The deadline for this column was the day after HARDI's second Congressional Fly-In was completed. HARDI members who did not attend should be sure to thank those who did, as it was a very successful event that effectively promoted the best interests of HVACR wholesale distributors. Despite a host of business issues such as “Card Check,” estate tax policy and mandatory paid leave, to name a few, HARDI distributor interests are linked most closely in many ways to the next form of energy and environment bills that are expected to come forth this year. Businesses across all lines of trade, of all sizes and in all positions in their respective supply chains will also be protecting their interests regarding the business issues as employers, owners and entrepreneurs, and HARDI is an important voice in that community.

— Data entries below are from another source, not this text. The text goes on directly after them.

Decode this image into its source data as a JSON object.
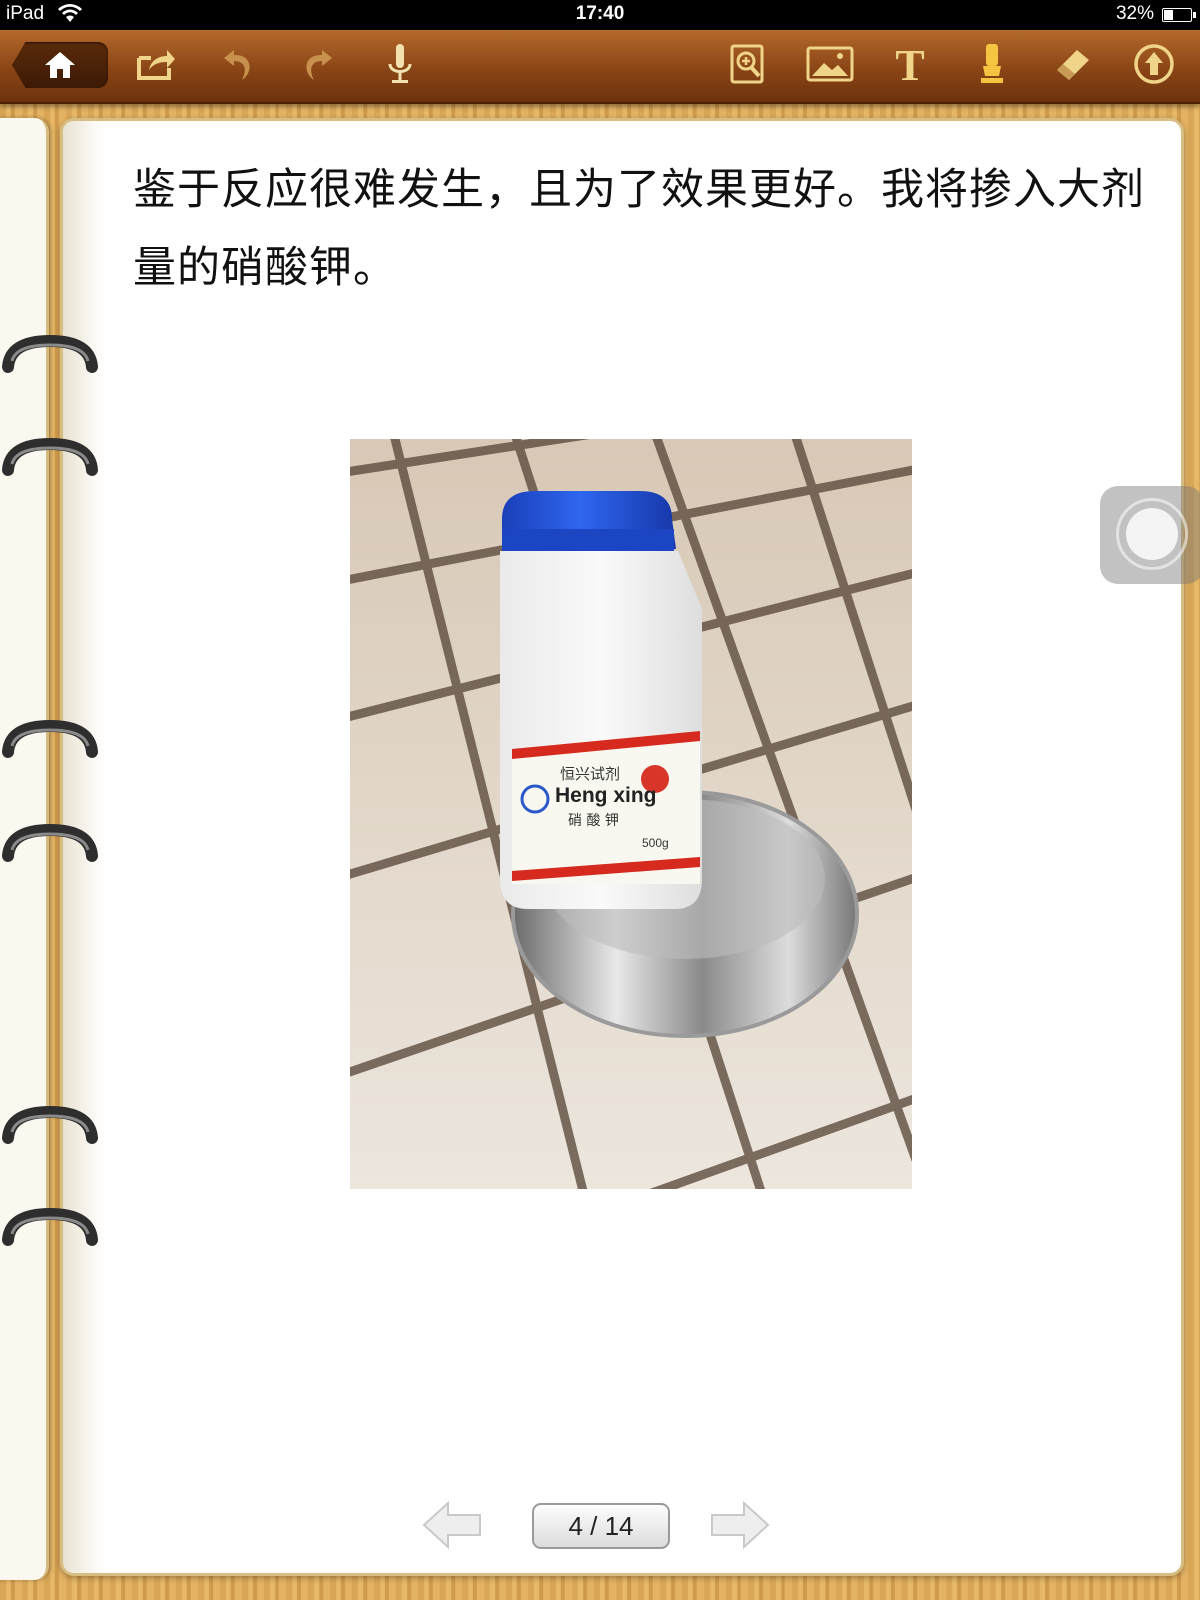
{
  "status_bar": {
    "device": "iPad",
    "time": "17:40",
    "battery_percent_label": "32%",
    "battery_level": 0.32
  },
  "toolbar": {
    "left_icons": [
      "home-icon",
      "share-icon",
      "undo-icon",
      "redo-icon",
      "microphone-icon"
    ],
    "right_icons": [
      "zoom-page-icon",
      "image-icon",
      "text-icon",
      "highlighter-icon",
      "eraser-icon",
      "upload-icon"
    ],
    "text_tool_label": "T"
  },
  "page": {
    "paragraph": "鉴于反应很难发生，且为了效果更好。我将掺入大剂量的硝酸钾。",
    "photo": {
      "label_brand_cn": "恒兴试剂",
      "label_brand": "Heng xing",
      "label_name": "硝 酸 钾",
      "label_weight": "500g"
    }
  },
  "pager": {
    "label": "4 / 14",
    "current": 4,
    "total": 14
  },
  "colors": {
    "toolbar": "#8a4516",
    "wood": "#d9a556",
    "page_border": "#d7bd82",
    "cap_blue": "#1f4fd6"
  }
}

But when it comes to energy efficiency and climate change policy, there is no other voice for HVACR distributors and perhaps few other businesses so directly affected.

One of the loudest messages delivered by HARDI members to legislators in late April was that energy efficiency should be the primary strategy for reducing greenhouse gas emissions and that the HVACR industry is one of the key pieces to that puzzle. In late March, the House Energy and Commerce Committee released a Discussion Draft of a combined energy and climate change bill intended to link energy efficiency improvements to a carbon cap-and-trade system for reducing greenhouse gas emissions. While sound in general theory — that energy efficiency is an essential requirement for any emission reduction plan — most of the Draft's efficiency provisions are built on excessive mandates or unrealistic goals that will impede energy-efficiency efforts as well as a cap, auction and phasedown plan for hydrofluorocarbons (HFCs).

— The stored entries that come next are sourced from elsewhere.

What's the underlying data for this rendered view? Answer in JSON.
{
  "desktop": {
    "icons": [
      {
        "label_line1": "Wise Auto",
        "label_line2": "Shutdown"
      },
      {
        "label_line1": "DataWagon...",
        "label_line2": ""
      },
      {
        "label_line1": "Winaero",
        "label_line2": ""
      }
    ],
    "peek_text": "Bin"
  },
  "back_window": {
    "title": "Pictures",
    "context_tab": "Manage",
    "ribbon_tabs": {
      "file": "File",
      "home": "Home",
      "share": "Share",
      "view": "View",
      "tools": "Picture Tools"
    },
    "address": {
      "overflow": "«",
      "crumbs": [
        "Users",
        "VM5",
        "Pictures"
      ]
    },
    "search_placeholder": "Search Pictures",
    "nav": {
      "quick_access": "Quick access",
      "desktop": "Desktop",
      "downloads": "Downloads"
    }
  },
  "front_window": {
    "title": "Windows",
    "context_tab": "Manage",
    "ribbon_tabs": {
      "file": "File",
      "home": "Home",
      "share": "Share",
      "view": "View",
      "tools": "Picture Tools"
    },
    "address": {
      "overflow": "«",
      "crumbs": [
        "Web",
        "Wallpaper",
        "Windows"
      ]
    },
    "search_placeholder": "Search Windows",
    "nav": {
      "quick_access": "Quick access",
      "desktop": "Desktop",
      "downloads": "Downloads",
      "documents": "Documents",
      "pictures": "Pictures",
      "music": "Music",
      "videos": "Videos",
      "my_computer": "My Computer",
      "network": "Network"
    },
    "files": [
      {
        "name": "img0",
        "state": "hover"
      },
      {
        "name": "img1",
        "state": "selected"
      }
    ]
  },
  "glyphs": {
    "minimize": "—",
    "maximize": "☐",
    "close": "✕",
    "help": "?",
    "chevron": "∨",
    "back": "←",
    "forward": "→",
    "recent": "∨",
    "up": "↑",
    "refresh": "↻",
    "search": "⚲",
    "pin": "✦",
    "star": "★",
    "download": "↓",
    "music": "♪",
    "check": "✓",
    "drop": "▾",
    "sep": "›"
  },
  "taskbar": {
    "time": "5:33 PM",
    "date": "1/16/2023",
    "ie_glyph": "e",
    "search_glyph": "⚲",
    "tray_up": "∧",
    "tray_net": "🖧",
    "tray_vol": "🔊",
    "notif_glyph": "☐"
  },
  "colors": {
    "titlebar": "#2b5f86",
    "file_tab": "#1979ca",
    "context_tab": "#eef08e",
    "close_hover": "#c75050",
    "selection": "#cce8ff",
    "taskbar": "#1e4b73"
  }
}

The odd juxtaposition of aggressive energy-efficiency mandates that undoubtedly require the use of high-efficiency, HFC-using air-conditioning and refrigeration systems with an HFC phasedown scheme that promises little more than rampant HFC price inflation, and an uncertain HFC supply seems to be an example of the link between energy efficiency and emission reductions not yet passing the rhetoric stage in Washington. HARDI's recommendations for a more effective, comprehensive energy and emission reduction plan are simple:

  1. Continue to expand residential HVACR efficiency incentives with less- stringent qualifying ratings to better reach the average American household, the greatest source of conservation potential.

  2. Provide real incentives for commercial upgrades and early retirements of HVACR systems, such as eligibility for expensing, bonus depreciation and accelerated depreciation (see “Cool and Efficient Buildings Act” below).

  3. Omit HFCs from any form of carbon cap-and-trade system because HFCs represent less than two percent of total U.S. greenhouse gas emissions and are essential components of the most-efficient HVACR systems.

  4. Do not rely on increasingly stringent or aggressive building codes and appliance standards to achieve significant energy savings but rather provide incentives for compliance upgrades and enforcement of current codes and standards.

HARDI and our industry partners have been effective making this argument. The 2009 Congressional Fly-In provided the stage for Illinois Congresswoman Melissa Bean to announce the reintroduction of H.R. 2198, “The Cool and Efficient Buildings Act,” which would qualify the installation of high-efficiency HVACR equipment for an accelerated depreciation of 20 years, a vast improvement from today's 39-year period. All HARDI members need to be urging their representatives to co-sponsor and support this first step toward real efficiency improvements in the commercial buildings sector. Those serious about reducing greenhouse gas emissions need to start focusing their attention on drivers of energy efficiency. Those serious about avoiding a destructive HFC cap-and-trade system or a larger carbon scheme had better start doing everything possible to deliver energy savings, not the least of which is getting your legislators on the same page.